Si vous ne deviez justement retenir qu’une seule de vos lettres ?
Celle adressée à Dieudonné, parce qu’elle était utile à l’époque pour pointer les travers de ce personnage alors qu’on n’en parlait pas vraiment dans les médias. J’étais un peu en avance sur ce coup-là, comme quand j’ai fait Frigide Barjot avant qu’elle ne devienne une égérie des médias. Elle a d’ailleurs relayé le Billet sur son blog, je pense qu’involontairement j’ai servi à sa propagande. C’est le risque parfois.
Avez-vous déjà été attaqué pour diffamation ou autre par l’une de vos cibles ?
Jamais. Certains en ont fait la menace mais c’est toujours resté sans suite. Simplement parce que c’est une rubrique satirique, et les avocats savent bien que c’est quasiment impossible de gagner contre la satire, qui est par nature violente.
A force de n’embrasser publiquement personne, à qui avez vous envie de rouler une pelle ?
A vous. Et à Francis Heaulme.
A quoi ressemblent d’ailleurs vos lettres d’amour, peut-on imaginer après les « billets durs », les « billets d’amours » ?

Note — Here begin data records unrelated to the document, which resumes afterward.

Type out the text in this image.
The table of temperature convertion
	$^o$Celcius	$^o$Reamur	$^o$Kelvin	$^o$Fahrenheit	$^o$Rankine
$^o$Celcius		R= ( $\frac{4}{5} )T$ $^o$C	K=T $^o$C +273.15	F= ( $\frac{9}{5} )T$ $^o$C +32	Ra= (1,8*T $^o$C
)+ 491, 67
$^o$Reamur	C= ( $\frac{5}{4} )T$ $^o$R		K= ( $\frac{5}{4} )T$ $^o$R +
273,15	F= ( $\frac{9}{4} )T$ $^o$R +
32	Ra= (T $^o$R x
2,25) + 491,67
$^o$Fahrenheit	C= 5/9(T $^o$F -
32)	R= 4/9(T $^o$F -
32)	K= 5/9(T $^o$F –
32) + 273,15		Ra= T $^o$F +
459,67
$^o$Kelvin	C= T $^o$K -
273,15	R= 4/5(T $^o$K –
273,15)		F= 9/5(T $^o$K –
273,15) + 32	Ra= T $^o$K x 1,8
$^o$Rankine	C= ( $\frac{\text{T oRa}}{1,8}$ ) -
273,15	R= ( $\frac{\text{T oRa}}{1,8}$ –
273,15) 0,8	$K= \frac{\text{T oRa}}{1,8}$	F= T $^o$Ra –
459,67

Je fais un Billet doux deux fois par semaine chez Pascale Clark, sur France Inter, et désormais il y a des gens qui m’abordent pour me dire qu’ils m’écoutent à la radio alors qu’ils n’ont jamais lu un Billet dur. Il doivent me prendre pour un mec hyper sympa, eux. Elles, en fait, car ce sont en très grande majorité des femmes.
Est-ce que vous vous êtes déjà interdit de publier une formule ou un aphorisme un peu trop piquant ?

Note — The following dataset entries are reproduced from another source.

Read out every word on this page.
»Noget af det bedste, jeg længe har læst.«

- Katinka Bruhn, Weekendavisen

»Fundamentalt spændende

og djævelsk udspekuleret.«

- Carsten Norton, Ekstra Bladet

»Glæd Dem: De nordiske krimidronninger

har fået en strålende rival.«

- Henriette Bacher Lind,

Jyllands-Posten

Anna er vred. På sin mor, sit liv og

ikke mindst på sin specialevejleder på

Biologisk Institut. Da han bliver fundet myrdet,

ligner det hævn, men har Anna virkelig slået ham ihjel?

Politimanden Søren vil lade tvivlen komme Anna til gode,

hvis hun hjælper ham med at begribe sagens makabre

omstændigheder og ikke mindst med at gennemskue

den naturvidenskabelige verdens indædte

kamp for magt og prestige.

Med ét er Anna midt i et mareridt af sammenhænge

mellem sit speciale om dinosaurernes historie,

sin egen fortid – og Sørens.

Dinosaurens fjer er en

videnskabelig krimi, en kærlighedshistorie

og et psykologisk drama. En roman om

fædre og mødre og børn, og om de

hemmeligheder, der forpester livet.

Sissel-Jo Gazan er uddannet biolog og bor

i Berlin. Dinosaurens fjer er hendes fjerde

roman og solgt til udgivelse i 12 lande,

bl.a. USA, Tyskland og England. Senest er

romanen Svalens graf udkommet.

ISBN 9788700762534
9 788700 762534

Oui ça arrive. Je m’autocensure en permanence parce que j’ai des limites que mon inconscient dépasse parfois. Alors je reviens en arrière. J’évite les trucs liés à la vie privée ou au physique. Sauf pour Eric Zemmour que j’ai traité de Tête de cul.

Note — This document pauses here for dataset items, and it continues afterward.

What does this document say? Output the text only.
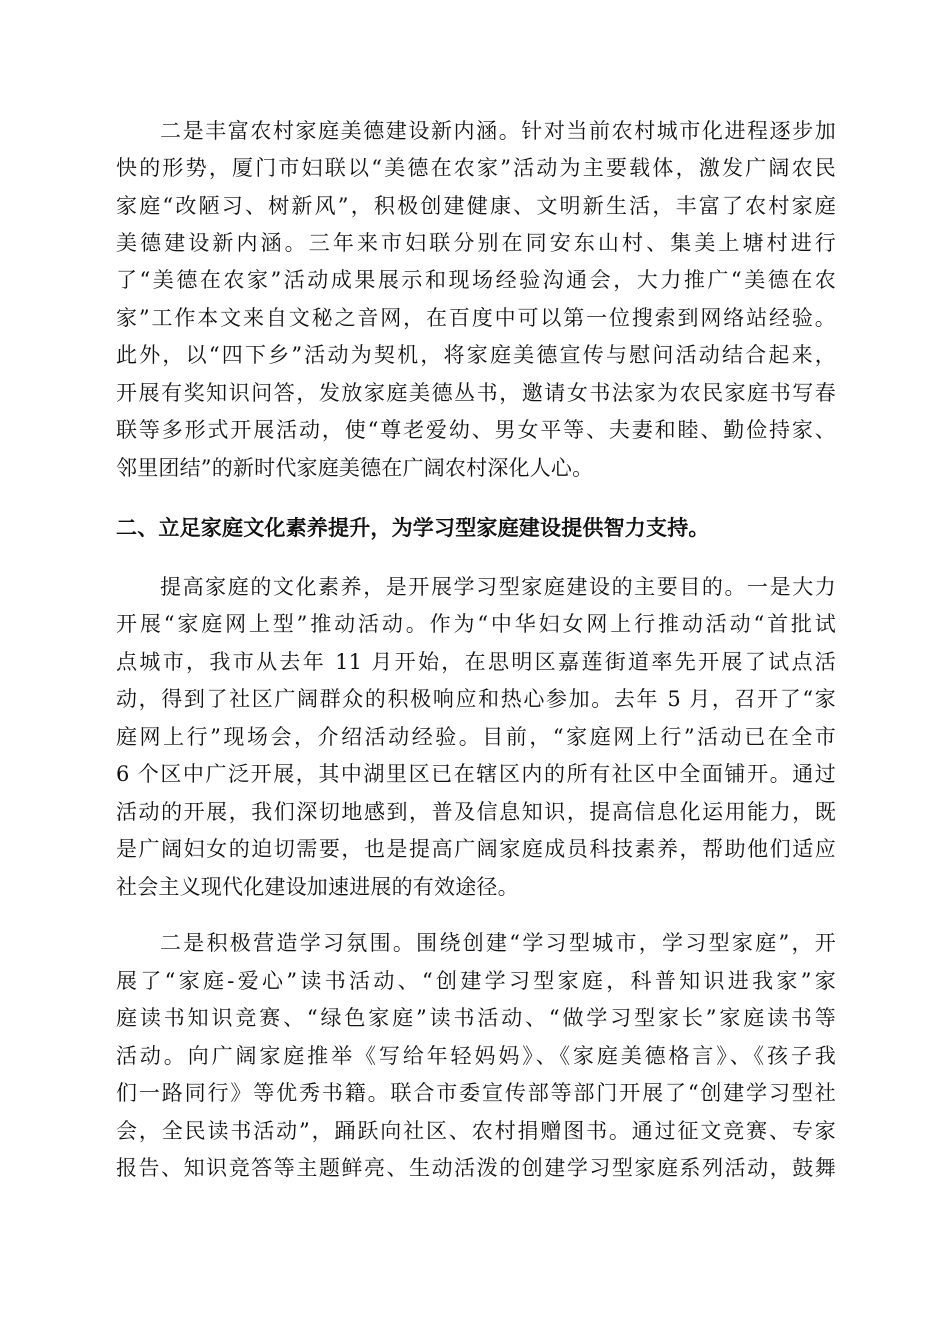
二是丰富农村家庭美德建设新内涵。针对当前农村城市化进程逐步加
快的形势，厦门市妇联以“美德在农家”活动为主要载体，激发广阔农民
家庭“改陋习、树新风”，积极创建健康、文明新生活，丰富了农村家庭
美德建设新内涵。三年来市妇联分别在同安东山村、集美上塘村进行
了“美德在农家”活动成果展示和现场经验沟通会，大力推广“美德在农
家”工作本文来自文秘之音网，在百度中可以第一位搜索到网络站经验。
此外，以“四下乡”活动为契机，将家庭美德宣传与慰问活动结合起来，
开展有奖知识问答，发放家庭美德丛书，邀请女书法家为农民家庭书写春
联等多形式开展活动，使“尊老爱幼、男女平等、夫妻和睦、勤俭持家、
邻里团结”的新时代家庭美德在广阔农村深化人心。
二、立足家庭文化素养提升，为学习型家庭建设提供智力支持。
提高家庭的文化素养，是开展学习型家庭建设的主要目的。一是大力
开展“家庭网上型”推动活动。作为“中华妇女网上行推动活动“首批试
点城市，我市从去年 11 月开始，在思明区嘉莲街道率先开展了试点活
动，得到了社区广阔群众的积极响应和热心参加。去年 5 月，召开了“家
庭网上行”现场会，介绍活动经验。目前，“家庭网上行”活动已在全市
6 个区中广泛开展，其中湖里区已在辖区内的所有社区中全面铺开。通过
活动的开展，我们深切地感到，普及信息知识，提高信息化运用能力，既
是广阔妇女的迫切需要，也是提高广阔家庭成员科技素养，帮助他们适应
社会主义现代化建设加速进展的有效途径。
二是积极营造学习氛围。围绕创建“学习型城市，学习型家庭”，开
展了“家庭-爱心”读书活动、“创建学习型家庭，科普知识进我家”家
庭读书知识竞赛、“绿色家庭”读书活动、“做学习型家长”家庭读书等
活动。向广阔家庭推举《写给年轻妈妈》、《家庭美德格言》、《孩子我
们一路同行》等优秀书籍。联合市委宣传部等部门开展了“创建学习型社
会，全民读书活动”，踊跃向社区、农村捐赠图书。通过征文竞赛、专家
报告、知识竞答等主题鲜亮、生动活泼的创建学习型家庭系列活动，鼓舞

Pensez-vous qu’il existera une saison 3 de vos « billets durs » ?
Peut-être, si je continue la rubrique encore suffisamment longtemps pour la remplir. Mais je ne veux pas me cantonner à ça. Je fais en ce moment un livre sur la musique en France avec le dessinateur Charles Berberian et un documentaire sur le compositeur de musiques de films François de Roubaix, ce sont des projets qui m’excitent plus parce que je parle de ce que j’aime.
Et dernière question, peut-être la plus importante, pour répondre indirectement à vos détracteurs, comment commenteriez vous cette phrase de Nietzsche : « Les insectes piquent, non par méchanceté, mais parce que, eux aussi, veulent vivre ; il en est de même des critiques ; ils veulent notre sang et non pas notre douleur. »
Ah ah, excellent ce Fredo, je la ressortirai en prétendant que c’est de moi.